Questions: Electronic Spectroscopy and the Franck-Condon Principle
3 questions to test your understanding
Score: 0 / 3
Question 1 Multiple Choice
In a UV absorption spectrum, which transition has the greatest intensity according to the Franck-Condon principle?
AAlways the v=0 → v'=0 transition
BThe transition to the v' level whose wavefunction has the greatest overlap with the ground-state v=0 wavefunction
CThe transition to the highest vibrational level of the excited state
DThe transition with the largest energy gap
The Franck-Condon principle says intensity is proportional to |⟨v'|v⟩|². The most intense band corresponds to the excited-state vibrational level whose wavefunction overlaps most with the ground-state wavefunction. When excited and ground electronic states have the same equilibrium geometry, this IS the 0→0 transition — but when geometries differ (the common case), the maximum shifts to a higher v'.
Question 2 True / False
Phosphorescence is slower than fluorescence because it involves a spin-forbidden transition from a triplet excited state back to the singlet ground state.
TTrue
FFalse
Answer: True
Fluorescence is a singlet→singlet (S₁→S₀) radiative transition, which is spin-allowed and occurs on nanosecond timescales. Phosphorescence involves intersystem crossing from S₁ to the triplet state T₁, followed by a T₁→S₀ emission. Because this requires a spin flip, it violates the spin selection rule and is slow — occurring on microsecond to second timescales. This is why phosphorescent materials continue glowing after the excitation source is removed.
Question 3 Short Answer
Why is the Franck-Condon transition described as 'vertical' on a potential energy diagram?
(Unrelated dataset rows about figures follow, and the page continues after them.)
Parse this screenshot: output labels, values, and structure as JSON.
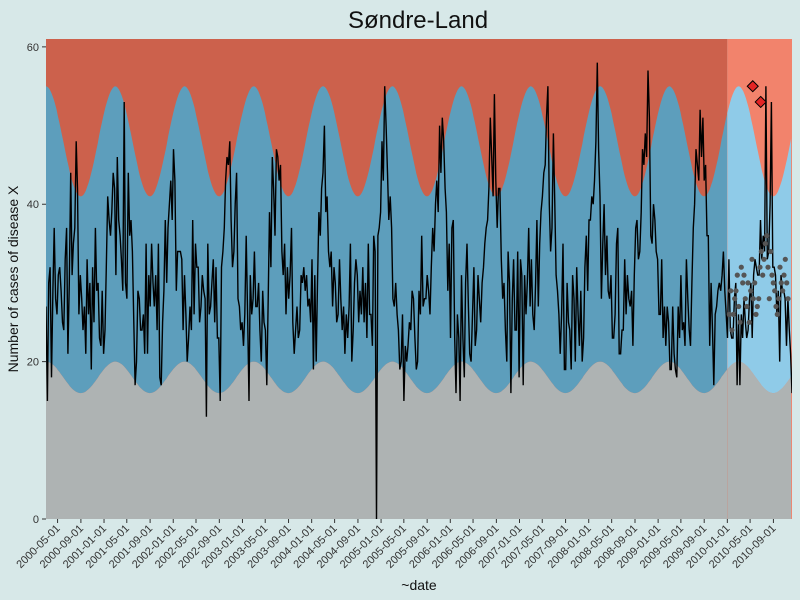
{
  "chart_data": {
    "type": "line",
    "title": "Søndre-Land",
    "xlabel": "~date",
    "ylabel": "Number of cases of disease X",
    "ylim": [
      0,
      61
    ],
    "xlim": [
      "2000-03-01",
      "2010-12-08"
    ],
    "yticks": [
      0,
      20,
      40,
      60
    ],
    "xticks": [
      "2000-05-01",
      "2000-09-01",
      "2001-01-01",
      "2001-05-01",
      "2001-09-01",
      "2002-01-01",
      "2002-05-01",
      "2002-09-01",
      "2003-01-01",
      "2003-05-01",
      "2003-09-01",
      "2004-01-01",
      "2004-05-01",
      "2004-09-01",
      "2005-01-01",
      "2005-05-01",
      "2005-09-01",
      "2006-01-01",
      "2006-05-01",
      "2006-09-01",
      "2007-01-01",
      "2007-05-01",
      "2007-09-01",
      "2008-01-01",
      "2008-05-01",
      "2008-09-01",
      "2009-01-01",
      "2009-05-01",
      "2009-09-01",
      "2010-01-01",
      "2010-05-01",
      "2010-09-01"
    ],
    "grid": false,
    "legend": "none",
    "forecast_start": "2010-01-01",
    "bands": {
      "lower_threshold": {
        "trough": 16,
        "peak": 20
      },
      "upper_threshold": {
        "trough": 41,
        "peak": 55
      },
      "seasonal_peak_month": 3
    },
    "series": [
      {
        "values": [
          27,
          15,
          30,
          32,
          18,
          29,
          37,
          28,
          26,
          31,
          32,
          29,
          25,
          24,
          33,
          37,
          21,
          30,
          44,
          31,
          35,
          37,
          48,
          42,
          26,
          31,
          28,
          24,
          27,
          21,
          33,
          26,
          30,
          19,
          32,
          25,
          37,
          29,
          30,
          23,
          22,
          29,
          21,
          24,
          32,
          41,
          38,
          36,
          39,
          44,
          42,
          31,
          46,
          38,
          36,
          33,
          29,
          53,
          30,
          28,
          44,
          36,
          38,
          34,
          25,
          17,
          20,
          29,
          28,
          24,
          24,
          26,
          21,
          35,
          21,
          31,
          27,
          35,
          30,
          27,
          31,
          24,
          35,
          18,
          17,
          25,
          29,
          38,
          30,
          37,
          40,
          43,
          38,
          47,
          43,
          29,
          34,
          34,
          34,
          33,
          24,
          31,
          26,
          20,
          23,
          27,
          24,
          38,
          26,
          35,
          32,
          32,
          25,
          27,
          31,
          29,
          28,
          13,
          35,
          26,
          27,
          30,
          33,
          25,
          32,
          23,
          23,
          15,
          32,
          34,
          37,
          43,
          46,
          45,
          48,
          38,
          32,
          34,
          40,
          44,
          28,
          27,
          24,
          25,
          22,
          26,
          36,
          26,
          15,
          31,
          26,
          28,
          34,
          27,
          27,
          30,
          24,
          20,
          29,
          25,
          24,
          17,
          28,
          39,
          32,
          46,
          42,
          36,
          47,
          46,
          43,
          45,
          34,
          31,
          35,
          26,
          32,
          28,
          31,
          37,
          25,
          21,
          24,
          27,
          23,
          24,
          31,
          30,
          32,
          29,
          31,
          27,
          28,
          25,
          33,
          19,
          31,
          20,
          30,
          39,
          36,
          42,
          44,
          50,
          39,
          41,
          34,
          32,
          34,
          27,
          32,
          30,
          25,
          26,
          33,
          28,
          24,
          27,
          21,
          26,
          23,
          27,
          35,
          20,
          24,
          30,
          33,
          31,
          25,
          29,
          26,
          32,
          25,
          30,
          23,
          35,
          26,
          26,
          22,
          36,
          34,
          0,
          36,
          37,
          39,
          48,
          43,
          55,
          50,
          44,
          38,
          41,
          37,
          28,
          27,
          30,
          26,
          24,
          19,
          20,
          26,
          15,
          22,
          20,
          22,
          25,
          24,
          29,
          28,
          23,
          19,
          20,
          29,
          26,
          36,
          27,
          28,
          28,
          31,
          29,
          26,
          32,
          37,
          34,
          40,
          43,
          39,
          50,
          44,
          51,
          48,
          42,
          39,
          29,
          35,
          23,
          37,
          38,
          23,
          16,
          26,
          23,
          15,
          31,
          23,
          18,
          30,
          35,
          27,
          21,
          20,
          26,
          32,
          22,
          24,
          31,
          28,
          25,
          30,
          32,
          35,
          37,
          38,
          42,
          51,
          46,
          41,
          54,
          43,
          37,
          42,
          42,
          33,
          28,
          30,
          24,
          20,
          34,
          30,
          16,
          28,
          33,
          24,
          24,
          34,
          18,
          33,
          31,
          17,
          31,
          26,
          30,
          37,
          27,
          33,
          26,
          24,
          30,
          38,
          27,
          35,
          39,
          41,
          44,
          45,
          51,
          55,
          40,
          34,
          37,
          49,
          40,
          31,
          29,
          26,
          21,
          26,
          35,
          19,
          19,
          30,
          25,
          24,
          19,
          31,
          28,
          20,
          32,
          26,
          22,
          29,
          20,
          23,
          32,
          36,
          29,
          38,
          38,
          41,
          40,
          43,
          48,
          58,
          47,
          41,
          28,
          35,
          40,
          31,
          36,
          29,
          28,
          31,
          23,
          23,
          26,
          35,
          37,
          21,
          21,
          24,
          24,
          33,
          26,
          31,
          28,
          27,
          29,
          22,
          31,
          37,
          38,
          33,
          34,
          39,
          47,
          45,
          49,
          46,
          57,
          51,
          36,
          35,
          40,
          38,
          34,
          33,
          26,
          26,
          33,
          23,
          27,
          22,
          27,
          25,
          19,
          19,
          27,
          21,
          19,
          18,
          27,
          23,
          31,
          24,
          25,
          22,
          33,
          28,
          24,
          22,
          30,
          37,
          40,
          47,
          45,
          43,
          52,
          46,
          51,
          43,
          45,
          36,
          36,
          22,
          30,
          24,
          17,
          26,
          27,
          29,
          30,
          29,
          31,
          34,
          29,
          26,
          23,
          33,
          24,
          23,
          23,
          28,
          30,
          17,
          26,
          17,
          26,
          23,
          28,
          25,
          23,
          24,
          28,
          30,
          23,
          31,
          33,
          32,
          31,
          31,
          38,
          33,
          36,
          34,
          55,
          33,
          34,
          40,
          53,
          32,
          32,
          31,
          26,
          29,
          20,
          31,
          29,
          29,
          28,
          22,
          28,
          24,
          21,
          16
        ]
      },
      {
        "type": "scatter",
        "values": [
          26,
          29,
          24,
          26,
          28,
          29,
          31,
          27,
          25,
          32,
          30,
          31,
          28,
          27,
          30,
          25,
          29,
          33,
          28,
          30,
          26,
          27,
          28,
          32,
          34,
          31,
          33,
          35,
          36,
          32,
          28,
          34,
          31,
          30,
          29,
          27,
          26,
          28,
          32,
          30,
          29,
          31,
          33,
          30,
          28
        ]
      },
      {
        "name": "alarms",
        "type": "scatter",
        "x": [
          "2010-05-15",
          "2010-06-26"
        ],
        "values": [
          55,
          53
        ]
      }
    ],
    "colors": {
      "panel": "#aeb3b3",
      "upper_region": "#cc614c",
      "middle_band": "#5d9ebc",
      "line": "#000000",
      "forecast_upper_region": "#f2836c",
      "forecast_middle_band": "#8fcbe8",
      "forecast_points": "#555555",
      "alarm_points": "#e32424"
    }
  }
}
Think about your answer, then reveal below.
Model answer: Because electronic transitions occur so rapidly (~10⁻¹⁵ s) that nuclei cannot move during the event — both nuclear positions and momenta are essentially frozen. On a potential energy vs. internuclear distance diagram, the transition appears as a vertical arrow from the ground-state vibrational wavefunction up to the excited-state potential curve at the same nuclear coordinate.
This follows from the Born-Oppenheimer approximation: electrons move on a timescale many orders of magnitude faster than nuclei. The electronic transition is complete before the nuclei have time to respond, so the nuclear geometry at the moment of absorption is the same as in the initial state. This verticality determines which vibrational levels of the excited state are populated.